First, in Kathmandu, leaders of the Nepali Congress feel let down by India. Five NC leaders have visited Delhi in the last three weeks, and have met a range of political leaders and officials with broadly the same message – Oli and Maoists are consolidating; they are taking over state institutions and the democratic space is shrinking. They are of the view that by ‘appeasing’ Oli and almost ‘bending over backwards’, India is enabling Oli to become stronger at the cost of its older friends. If this continues, at least two of the four NC leaders have warned, they too would be forced to take an ‘ultra nationalist’ position– since criticising India helps domestically and has no cost externally. Delhi can be taken for granted as Oli has shown, one NC leader commented, with a tinge of bitterness.

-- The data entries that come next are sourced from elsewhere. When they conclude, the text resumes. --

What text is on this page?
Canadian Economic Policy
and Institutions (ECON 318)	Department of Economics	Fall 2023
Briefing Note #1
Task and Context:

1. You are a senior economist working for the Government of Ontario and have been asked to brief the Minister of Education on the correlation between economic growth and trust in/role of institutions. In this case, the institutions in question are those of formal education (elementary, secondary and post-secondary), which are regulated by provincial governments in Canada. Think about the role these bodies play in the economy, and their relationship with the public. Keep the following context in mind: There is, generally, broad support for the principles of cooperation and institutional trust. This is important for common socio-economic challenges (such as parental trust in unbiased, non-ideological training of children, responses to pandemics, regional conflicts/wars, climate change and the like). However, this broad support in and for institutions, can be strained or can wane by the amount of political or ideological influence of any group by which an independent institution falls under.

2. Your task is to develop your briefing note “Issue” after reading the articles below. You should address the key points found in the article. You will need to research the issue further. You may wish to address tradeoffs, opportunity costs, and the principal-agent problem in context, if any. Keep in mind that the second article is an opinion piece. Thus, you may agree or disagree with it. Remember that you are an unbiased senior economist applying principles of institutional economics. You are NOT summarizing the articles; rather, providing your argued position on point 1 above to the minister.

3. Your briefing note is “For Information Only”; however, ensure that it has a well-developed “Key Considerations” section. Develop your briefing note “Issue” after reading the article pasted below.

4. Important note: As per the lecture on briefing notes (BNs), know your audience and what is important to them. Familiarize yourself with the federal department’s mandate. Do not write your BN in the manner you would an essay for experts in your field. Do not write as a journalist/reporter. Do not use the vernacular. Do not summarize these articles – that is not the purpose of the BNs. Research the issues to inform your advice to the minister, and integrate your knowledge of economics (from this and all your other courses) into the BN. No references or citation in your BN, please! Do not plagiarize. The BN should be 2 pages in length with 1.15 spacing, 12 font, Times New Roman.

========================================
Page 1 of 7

Indian interlocutors have told the NC that it is overreacting; they fared poorly in elections because of poor leadership, poor governance and factionalism and should get their house in order first; that India has no choice but to work with the elected government in Kathmandu and that the NC would remain a cherished friend.

Second, those who have sounded an alarm bell are senior Madhesis political figures, but more vocally, the civil society. They believe that Delhi’s entire rapprochement with Oli has come at the cost of Madhesi rights. India has dropped the agenda of a constitutional amendment to address issues of federal re-demarcation, which was at the heart of a prolonged India backed agitation in 2015-16 . While Tarai parties have done well in elections and formed the government in the Madhes province of eastern Nepali plains, community leaders and opinion makers have a strong sense of resentment at what they see as Delhi’s betrayal.

India’s response to them is on these lines – we are with you; there is no way we can drop the agenda of Madhesi people; your divisions have harmed the cause; work together. But a key Indian minister is understood to have told Madhesi leaders that the political context did not allow India to raise their issues and it had to protect its interests at the moment.

The third cautionary note comes from within the government of India itself and the strategic community here. A section of India’s intelligentsia, officials who have served in Nepal, and retired diplomats believe that in what is coming across as a rather desperate quest to show that its ties with Kathmandu are fine, and avoid ‘bad headlines’, Delhi may be hurting its long term interests.

They believe while engaging with Oli is a necessity, India is underestimating the inherent dangers. They argue China has brought Oli and Maoists together; Oli’s primary loyalty will be to the ‘north’; India should not get misled by optics; Oli will sooner or later cross the strategic ‘redlines’; it is important that India has alternatives at that point; the current approach will leave Oli so strong that it will be difficult to dislodge him; Delhi must continue to engage with Maoist leader Prachanda and seek to wean him away from Oli to break their alliance; it must also work to strengthen the NC and Madhesis and create a coalition which can take on the UML eventually; India is currently appearing weak and Nepali political actors will not take Indian power and messages seriously.

The dominant school of thought — which is backed by the EAM, key political interlocutors, and bureaucrats at the external affairs ministry — however does not buy this ‘alarmist’ version. They believe that India has to respect the democratic mandate of the Nepali people, or else it would end up further alienating popular opinion; that Oli must be given a chance and it is important to wait and watch how Oli engages with both India and China; that if he wants to indeed develop Nepal and leave a legacy, he cannot antagonise India; and that India does not have much of a choice either – Prachanda is unreliable, the NC is weak, and Madhesi parties are geographically limited to eight districts and backing them publicly invites the wrath of Kathmandu’s political elites and pushes it towards China further.

It is against this backdrop – of deep discord, rapprochement, and internal arguments with friends back in Kathmandu and within the system in Delhi – that the Government of India is laying out red carpet for K P Oli. The visit represents a dramatic tale of fluidity of politics and diplomacy.